Accordingly, don't expect Apple's past rhetoric on the issue to necessarily be an indication on where the company will go tomorrow. In addition, subscription services have found a foothold with a small segment of the music buying population, with almost all of Napster 2.0's success in marketplace happening with its subscription service. Apple's now overwhelmingly dominant position in both the digital media device market and the digital downloads market could allow the company the flexibility to broaden its iTunes product offering.
That dominance has left Apple in driver's seat in the digital download market, and that's something that has continued to bother some music execs. "They're desperate for an iPod killer so that they won't be beholden to Steve Jobs," the article quoted an unnamed music executive "familiar with the discussions" as saying.
The reporter also subtly placed the recording industry's position that Apple's iPod profits are in some way tied to iTunes downloads themselves as an objective truth.

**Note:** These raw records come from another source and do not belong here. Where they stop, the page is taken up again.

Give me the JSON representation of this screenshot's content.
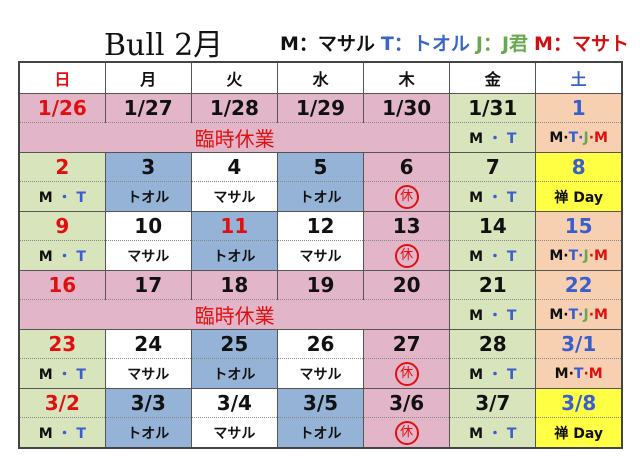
{
  "header": {
    "title": "Bull  2月",
    "legend": [
      {
        "text": "M：マサル",
        "color": "#111111"
      },
      {
        "text": "T：トオル",
        "color": "#3a66c8"
      },
      {
        "text": "J：J君",
        "color": "#6aa84f"
      },
      {
        "text": "M：マサト",
        "color": "#d01010"
      }
    ]
  },
  "colors": {
    "pink": "#e2b6c8",
    "green": "#d8e4bc",
    "peach": "#f7d0b2",
    "blue": "#95b3d7",
    "white": "#ffffff",
    "yellow": "#ffff44",
    "red": "#e01010",
    "sat_blue": "#3a5fcd",
    "black": "#111111",
    "j_green": "#6aa84f"
  },
  "weekdays": [
    {
      "label": "日",
      "color": "red"
    },
    {
      "label": "月",
      "color": "black"
    },
    {
      "label": "火",
      "color": "black"
    },
    {
      "label": "水",
      "color": "black"
    },
    {
      "label": "木",
      "color": "black"
    },
    {
      "label": "金",
      "color": "black"
    },
    {
      "label": "土",
      "color": "sat_blue"
    }
  ],
  "staff_labels": {
    "MT": [
      {
        "t": "M ",
        "c": "black"
      },
      {
        "t": "・",
        "c": "sat_blue"
      },
      {
        "t": " T",
        "c": "sat_blue"
      }
    ],
    "MTJM": [
      {
        "t": "M",
        "c": "black"
      },
      {
        "t": "·",
        "c": "black"
      },
      {
        "t": "T",
        "c": "sat_blue"
      },
      {
        "t": "·",
        "c": "sat_blue"
      },
      {
        "t": "J",
        "c": "j_green"
      },
      {
        "t": "·",
        "c": "red"
      },
      {
        "t": "M",
        "c": "red"
      }
    ],
    "MTM": [
      {
        "t": "M",
        "c": "black"
      },
      {
        "t": "·",
        "c": "black"
      },
      {
        "t": "T",
        "c": "sat_blue"
      },
      {
        "t": "·",
        "c": "red"
      },
      {
        "t": "M",
        "c": "red"
      }
    ],
    "masaru": [
      {
        "t": "マサル",
        "c": "black"
      }
    ],
    "tooru": [
      {
        "t": "トオル",
        "c": "black"
      }
    ],
    "kyu": [
      {
        "t": "休",
        "c": "red",
        "circle": true
      }
    ],
    "zen": [
      {
        "t": "禅 Day",
        "c": "black"
      }
    ]
  },
  "closed_label": "臨時休業",
  "weeks": [
    {
      "closed": true,
      "days": [
        {
          "date": "1/26",
          "color": "red",
          "bg": "pink"
        },
        {
          "date": "1/27",
          "color": "black",
          "bg": "pink"
        },
        {
          "date": "1/28",
          "color": "black",
          "bg": "pink"
        },
        {
          "date": "1/29",
          "color": "black",
          "bg": "pink"
        },
        {
          "date": "1/30",
          "color": "black",
          "bg": "pink"
        },
        {
          "date": "1/31",
          "color": "black",
          "bg": "green",
          "staff": "MT"
        },
        {
          "date": "1",
          "color": "sat_blue",
          "bg": "peach",
          "staff": "MTJM"
        }
      ]
    },
    {
      "closed": false,
      "days": [
        {
          "date": "2",
          "color": "red",
          "bg": "green",
          "staff": "MT"
        },
        {
          "date": "3",
          "color": "black",
          "bg": "blue",
          "staff": "tooru"
        },
        {
          "date": "4",
          "color": "black",
          "bg": "white",
          "staff": "masaru"
        },
        {
          "date": "5",
          "color": "black",
          "bg": "blue",
          "staff": "tooru"
        },
        {
          "date": "6",
          "color": "black",
          "bg": "pink",
          "staff": "kyu"
        },
        {
          "date": "7",
          "color": "black",
          "bg": "green",
          "staff": "MT"
        },
        {
          "date": "8",
          "color": "sat_blue",
          "bg": "yellow",
          "staff": "zen"
        }
      ]
    },
    {
      "closed": false,
      "days": [
        {
          "date": "9",
          "color": "red",
          "bg": "green",
          "staff": "MT"
        },
        {
          "date": "10",
          "color": "black",
          "bg": "white",
          "staff": "masaru"
        },
        {
          "date": "11",
          "color": "red",
          "bg": "blue",
          "staff": "tooru"
        },
        {
          "date": "12",
          "color": "black",
          "bg": "white",
          "staff": "masaru"
        },
        {
          "date": "13",
          "color": "black",
          "bg": "pink",
          "staff": "kyu"
        },
        {
          "date": "14",
          "color": "black",
          "bg": "green",
          "staff": "MT"
        },
        {
          "date": "15",
          "color": "sat_blue",
          "bg": "peach",
          "staff": "MTJM"
        }
      ]
    },
    {
      "closed": true,
      "days": [
        {
          "date": "16",
          "color": "red",
          "bg": "pink"
        },
        {
          "date": "17",
          "color": "black",
          "bg": "pink"
        },
        {
          "date": "18",
          "color": "black",
          "bg": "pink"
        },
        {
          "date": "19",
          "color": "black",
          "bg": "pink"
        },
        {
          "date": "20",
          "color": "black",
          "bg": "pink"
        },
        {
          "date": "21",
          "color": "black",
          "bg": "green",
          "staff": "MT"
        },
        {
          "date": "22",
          "color": "sat_blue",
          "bg": "peach",
          "staff": "MTJM"
        }
      ]
    },
    {
      "closed": false,
      "days": [
        {
          "date": "23",
          "color": "red",
          "bg": "green",
          "staff": "MT"
        },
        {
          "date": "24",
          "color": "black",
          "bg": "white",
          "staff": "masaru"
        },
        {
          "date": "25",
          "color": "black",
          "bg": "blue",
          "staff": "tooru"
        },
        {
          "date": "26",
          "color": "black",
          "bg": "white",
          "staff": "masaru"
        },
        {
          "date": "27",
          "color": "black",
          "bg": "pink",
          "staff": "kyu"
        },
        {
          "date": "28",
          "color": "black",
          "bg": "green",
          "staff": "MT"
        },
        {
          "date": "3/1",
          "color": "sat_blue",
          "bg": "peach",
          "staff": "MTM"
        }
      ]
    },
    {
      "closed": false,
      "days": [
        {
          "date": "3/2",
          "color": "red",
          "bg": "green",
          "staff": "MT"
        },
        {
          "date": "3/3",
          "color": "black",
          "bg": "blue",
          "staff": "tooru"
        },
        {
          "date": "3/4",
          "color": "black",
          "bg": "white",
          "staff": "masaru"
        },
        {
          "date": "3/5",
          "color": "black",
          "bg": "blue",
          "staff": "tooru"
        },
        {
          "date": "3/6",
          "color": "black",
          "bg": "pink",
          "staff": "kyu"
        },
        {
          "date": "3/7",
          "color": "black",
          "bg": "green",
          "staff": "MT"
        },
        {
          "date": "3/8",
          "color": "sat_blue",
          "bg": "yellow",
          "staff": "zen"
        }
      ]
    }
  ]
}
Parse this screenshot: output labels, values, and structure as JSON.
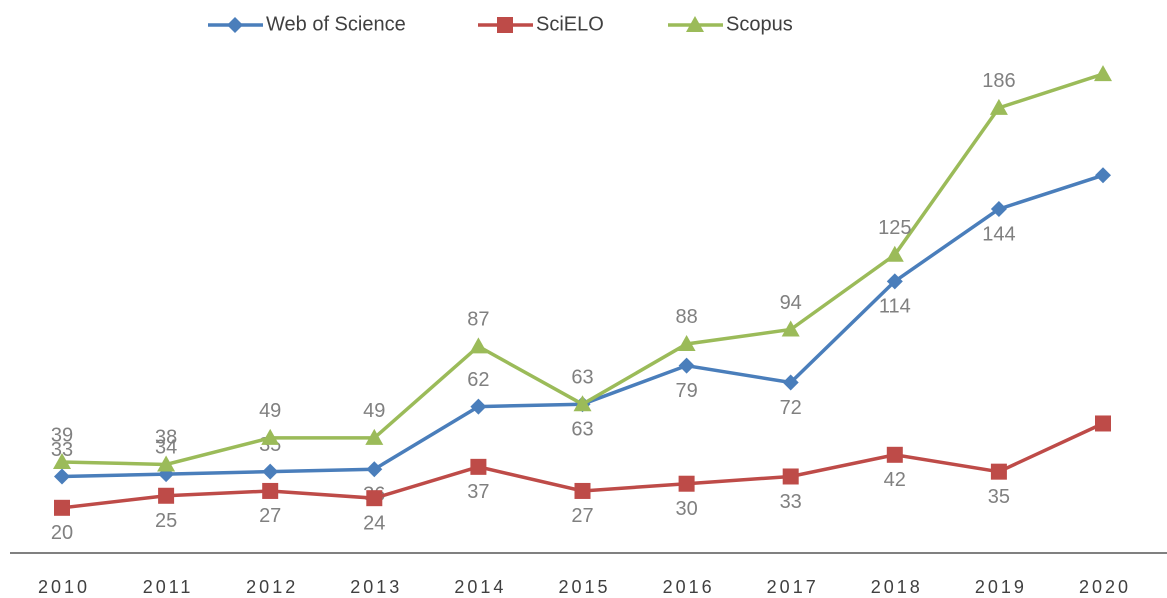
{
  "chart_data": {
    "type": "line",
    "categories": [
      "2010",
      "2011",
      "2012",
      "2013",
      "2014",
      "2015",
      "2016",
      "2017",
      "2018",
      "2019",
      "2020"
    ],
    "series": [
      {
        "name": "Web of Science",
        "color": "#4a7ebb",
        "marker": "diamond",
        "values": [
          33,
          34,
          35,
          36,
          62,
          63,
          79,
          72,
          114,
          144,
          158
        ]
      },
      {
        "name": "SciELO",
        "color": "#be4b48",
        "marker": "square",
        "values": [
          20,
          25,
          27,
          24,
          37,
          27,
          30,
          33,
          42,
          35,
          55
        ]
      },
      {
        "name": "Scopus",
        "color": "#9bbb59",
        "marker": "triangle",
        "values": [
          39,
          38,
          49,
          49,
          87,
          63,
          88,
          94,
          125,
          186,
          200
        ]
      }
    ],
    "ylim": [
      0,
      210
    ],
    "legend": "top"
  }
}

Some of the labels have said that they want a piece of those iPod profits, and even successfully negotiated a deal with Microsoft that gave them a cut of each of Big Redmond's Zune device.
The labels have not, however, received royalty payments from Victrolas, record players, cassette players, stereos (Hi Fi or Lo Fi), or car stereos in the past, though they have negotiated royalties from cassette and CD-R media sales in some countries.
In the same vein, the reporter stated as fact the notion that the majority of the music on the 100 million iPods Apple has sold is illegally pirated, something that may or may not be true, but something the labels seem to want to be the case.